YouTube announced Thursday that it is renewing its strategic partnership with the NFL, adding full-length games to its current NFL channel lineup of game previews, in-game highlights, post-game recaps, news, analysis, and fantasy football advice.
YouTube’s new lineup of full-length NFL games won’t be live telecasts. The video-hosting platform will be posting three of the most memorable games for each of the NFL’s 32 clubs—a total of 96 games—to the NFL’s official YouTube channel prior to the start of the 2016 season.
YouTube’s social video competitors have taken a slightly different approach to the football game. Last fall, Yahoo paid a reported $20 million for the exclusive live broadcast rights for a single NFL game. Although it received 33.6 million streams, some doubted the wisdom of the investment.

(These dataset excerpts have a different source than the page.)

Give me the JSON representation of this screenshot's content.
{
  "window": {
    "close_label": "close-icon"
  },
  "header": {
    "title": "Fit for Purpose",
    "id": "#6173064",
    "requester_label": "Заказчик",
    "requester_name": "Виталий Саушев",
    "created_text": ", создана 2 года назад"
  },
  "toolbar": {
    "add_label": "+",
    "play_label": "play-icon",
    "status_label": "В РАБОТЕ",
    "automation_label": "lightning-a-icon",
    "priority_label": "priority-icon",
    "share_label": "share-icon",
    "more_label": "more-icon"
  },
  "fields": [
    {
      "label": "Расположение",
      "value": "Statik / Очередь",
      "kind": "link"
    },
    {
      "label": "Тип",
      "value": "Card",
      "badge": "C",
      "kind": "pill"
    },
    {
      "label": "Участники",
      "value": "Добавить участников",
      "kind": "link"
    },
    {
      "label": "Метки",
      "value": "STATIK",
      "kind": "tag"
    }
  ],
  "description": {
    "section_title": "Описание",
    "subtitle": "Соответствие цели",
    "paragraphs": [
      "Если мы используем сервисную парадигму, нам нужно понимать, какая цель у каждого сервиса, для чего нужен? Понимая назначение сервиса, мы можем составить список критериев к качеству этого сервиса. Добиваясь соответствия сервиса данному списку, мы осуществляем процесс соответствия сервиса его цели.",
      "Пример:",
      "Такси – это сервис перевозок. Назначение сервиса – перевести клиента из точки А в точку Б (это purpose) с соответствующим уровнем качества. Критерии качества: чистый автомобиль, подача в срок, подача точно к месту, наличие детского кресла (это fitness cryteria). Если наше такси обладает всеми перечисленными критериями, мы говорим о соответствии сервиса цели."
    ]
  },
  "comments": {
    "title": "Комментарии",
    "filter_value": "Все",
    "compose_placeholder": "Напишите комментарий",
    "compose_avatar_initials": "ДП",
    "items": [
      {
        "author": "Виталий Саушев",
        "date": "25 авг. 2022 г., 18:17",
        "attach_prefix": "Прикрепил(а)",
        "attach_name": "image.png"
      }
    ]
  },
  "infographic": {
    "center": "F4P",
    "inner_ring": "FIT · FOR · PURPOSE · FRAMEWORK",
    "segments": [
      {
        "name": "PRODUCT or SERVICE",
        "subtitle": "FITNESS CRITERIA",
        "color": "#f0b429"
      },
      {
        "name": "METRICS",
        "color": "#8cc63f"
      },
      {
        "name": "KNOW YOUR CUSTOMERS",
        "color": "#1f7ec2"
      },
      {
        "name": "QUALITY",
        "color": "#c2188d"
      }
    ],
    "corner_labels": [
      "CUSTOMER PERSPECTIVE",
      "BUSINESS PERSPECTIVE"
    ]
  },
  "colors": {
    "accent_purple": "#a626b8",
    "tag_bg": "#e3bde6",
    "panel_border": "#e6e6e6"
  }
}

Last month, Twitter scored the livestreaming rights for 10 Thursday Night Football games, beating out competitors (including Amazon, Facebook and Verizon’s Go90 platform) with a $10 million bid that was $5 million less than the best offer.

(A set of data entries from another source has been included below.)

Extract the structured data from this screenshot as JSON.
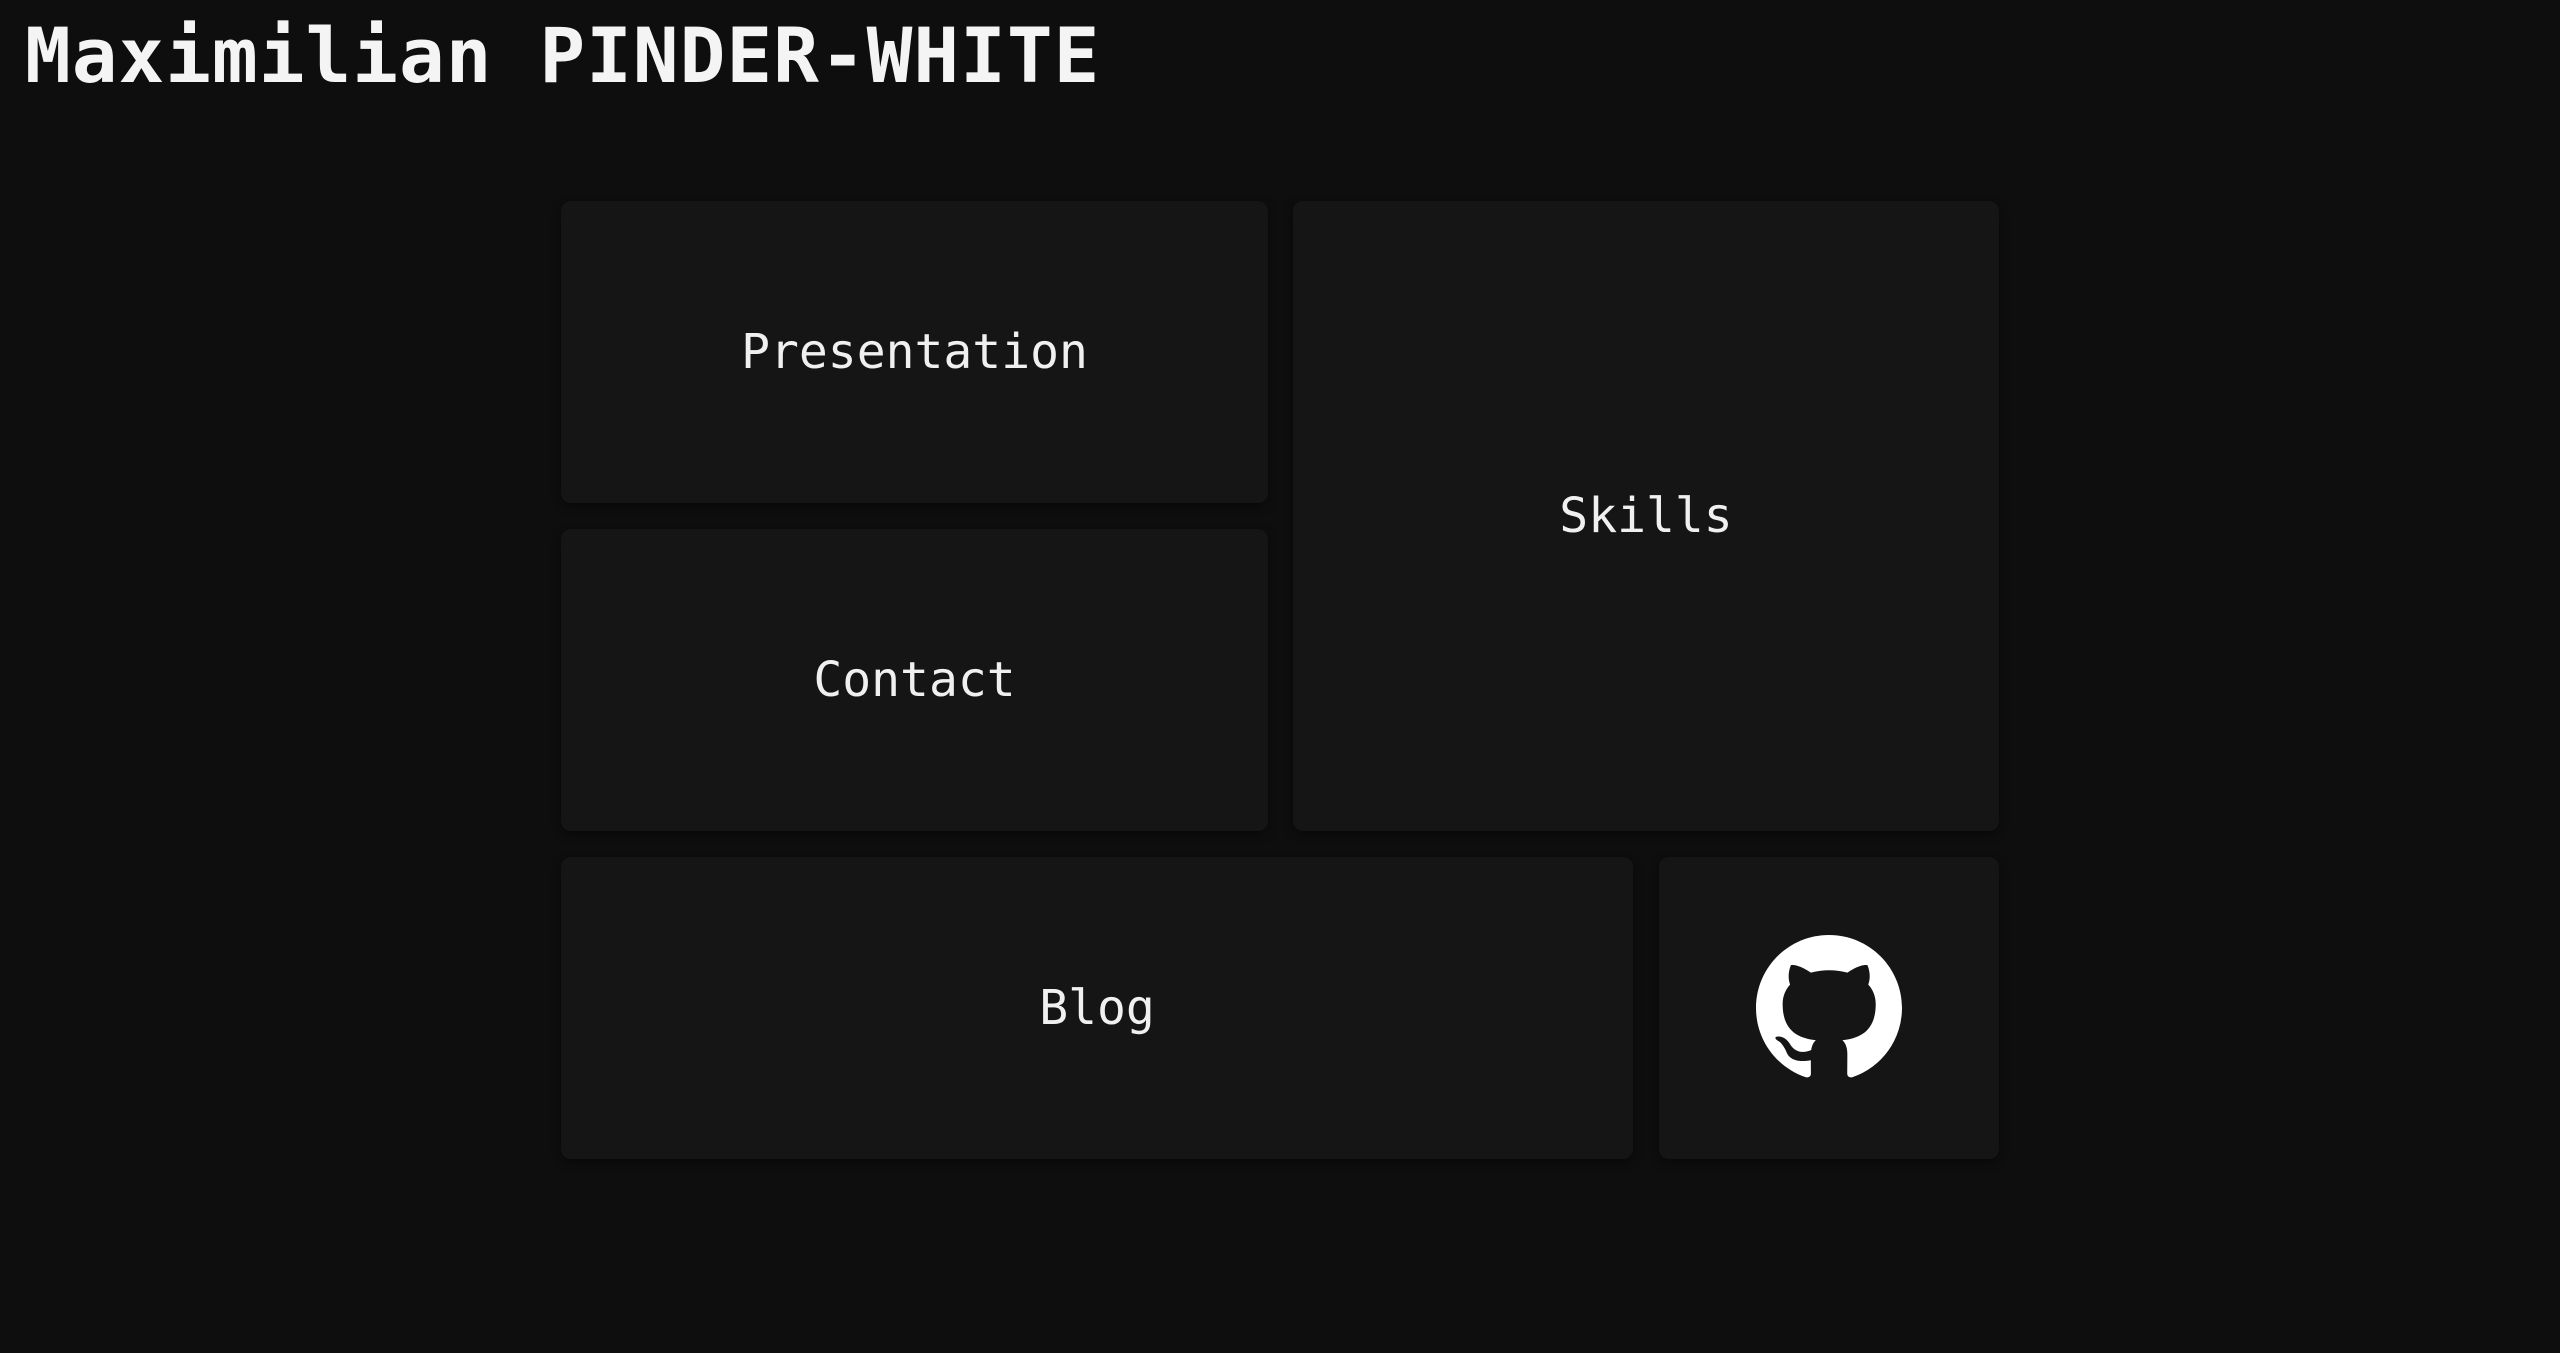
{
  "header": {
    "title": "Maximilian PINDER-WHITE"
  },
  "tiles": {
    "presentation": "Presentation",
    "skills": "Skills",
    "contact": "Contact",
    "blog": "Blog",
    "github_icon": "github-icon"
  },
  "colors": {
    "background": "#0e0e0f",
    "tile": "#151516",
    "text": "#f2f2f2"
  }
}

YouTube’s renewed deal with the NFL will increase the overall amount of the league’s content on the platform, including game highlights uploaded to YouTube while games are in progress. It also improved the searchability of NFL content. Going forward, a Google search for an NFL team will display official NFL video, along with related news and information, all displayed to the user in a single box at the top of the search results. Kickoff time and broadcast information for every NFL game will also be prominently displayed in Google search.

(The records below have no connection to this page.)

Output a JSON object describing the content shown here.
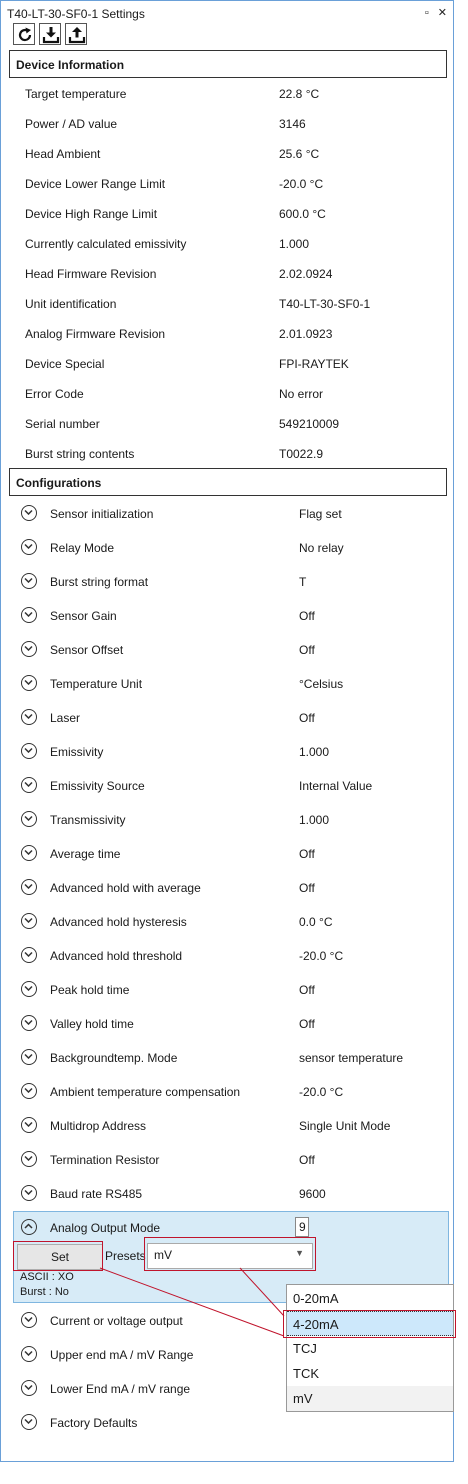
{
  "window": {
    "title": "T40-LT-30-SF0-1 Settings",
    "restore_glyph": "▫",
    "close_glyph": "✕"
  },
  "toolbar": {
    "buttons": [
      {
        "icon": "refresh-icon"
      },
      {
        "icon": "download-icon"
      },
      {
        "icon": "upload-icon"
      }
    ]
  },
  "device_information": {
    "header": "Device Information",
    "rows": [
      {
        "label": "Target temperature",
        "value": "22.8   °C"
      },
      {
        "label": "Power / AD value",
        "value": "3146"
      },
      {
        "label": "Head Ambient",
        "value": "25.6   °C"
      },
      {
        "label": "Device Lower Range Limit",
        "value": "-20.0   °C"
      },
      {
        "label": "Device High Range Limit",
        "value": "600.0   °C"
      },
      {
        "label": "Currently calculated emissivity",
        "value": "1.000"
      },
      {
        "label": "Head Firmware Revision",
        "value": "2.02.0924"
      },
      {
        "label": "Unit identification",
        "value": "T40-LT-30-SF0-1"
      },
      {
        "label": "Analog Firmware Revision",
        "value": "2.01.0923"
      },
      {
        "label": "Device Special",
        "value": "FPI-RAYTEK"
      },
      {
        "label": "Error Code",
        "value": "No error"
      },
      {
        "label": "Serial number",
        "value": "549210009"
      },
      {
        "label": "Burst string contents",
        "value": "T0022.9"
      }
    ]
  },
  "configurations": {
    "header": "Configurations",
    "rows_before": [
      {
        "label": "Sensor initialization",
        "value": "Flag set"
      },
      {
        "label": "Relay Mode",
        "value": "No relay"
      },
      {
        "label": "Burst string format",
        "value": "T"
      },
      {
        "label": "Sensor Gain",
        "value": "Off"
      },
      {
        "label": "Sensor Offset",
        "value": "Off"
      },
      {
        "label": "Temperature Unit",
        "value": "°Celsius"
      },
      {
        "label": "Laser",
        "value": "Off"
      },
      {
        "label": "Emissivity",
        "value": "1.000"
      },
      {
        "label": "Emissivity Source",
        "value": "Internal Value"
      },
      {
        "label": "Transmissivity",
        "value": "1.000"
      },
      {
        "label": "Average time",
        "value": "Off"
      },
      {
        "label": "Advanced hold with average",
        "value": "Off"
      },
      {
        "label": "Advanced hold hysteresis",
        "value": "0.0   °C"
      },
      {
        "label": "Advanced hold threshold",
        "value": "-20.0   °C"
      },
      {
        "label": "Peak hold time",
        "value": "Off"
      },
      {
        "label": "Valley hold time",
        "value": "Off"
      },
      {
        "label": "Backgroundtemp. Mode",
        "value": "sensor temperature"
      },
      {
        "label": "Ambient temperature compensation",
        "value": "-20.0   °C"
      },
      {
        "label": "Multidrop Address",
        "value": "Single Unit Mode"
      },
      {
        "label": "Termination Resistor",
        "value": "Off"
      },
      {
        "label": "Baud rate RS485",
        "value": "9600"
      }
    ],
    "expanded": {
      "label": "Analog Output Mode",
      "number_value": "9",
      "set_label": "Set",
      "presets_label": "Presets",
      "selected_preset": "mV",
      "ascii_status": "ASCII : XO",
      "burst_status": "Burst : No",
      "dropdown_options": [
        "0-20mA",
        "4-20mA",
        "TCJ",
        "TCK",
        "mV"
      ],
      "highlighted_option": "4-20mA"
    },
    "rows_after": [
      {
        "label": "Current or voltage output"
      },
      {
        "label": "Upper end mA / mV Range"
      },
      {
        "label": "Lower End mA / mV range"
      },
      {
        "label": "Factory Defaults"
      }
    ]
  },
  "colors": {
    "expanded_bg": "#d7ebf7",
    "annotation_red": "#c0142c",
    "selected_option_bg": "#cde8fb"
  }
}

“This expansion of our partnership will make it easier than ever for the millions of highly engaged avid and casual fans on YouTube and Google to discover and access an even greater variety of some of the most valuable content in the sports and entertainment business,” Hans Schroeder, the SVP of media strategy, business development, and sales for the NFL, said in a statement. “Our fans continue to demonstrate an insatiable appetite for NFL digital video content online.”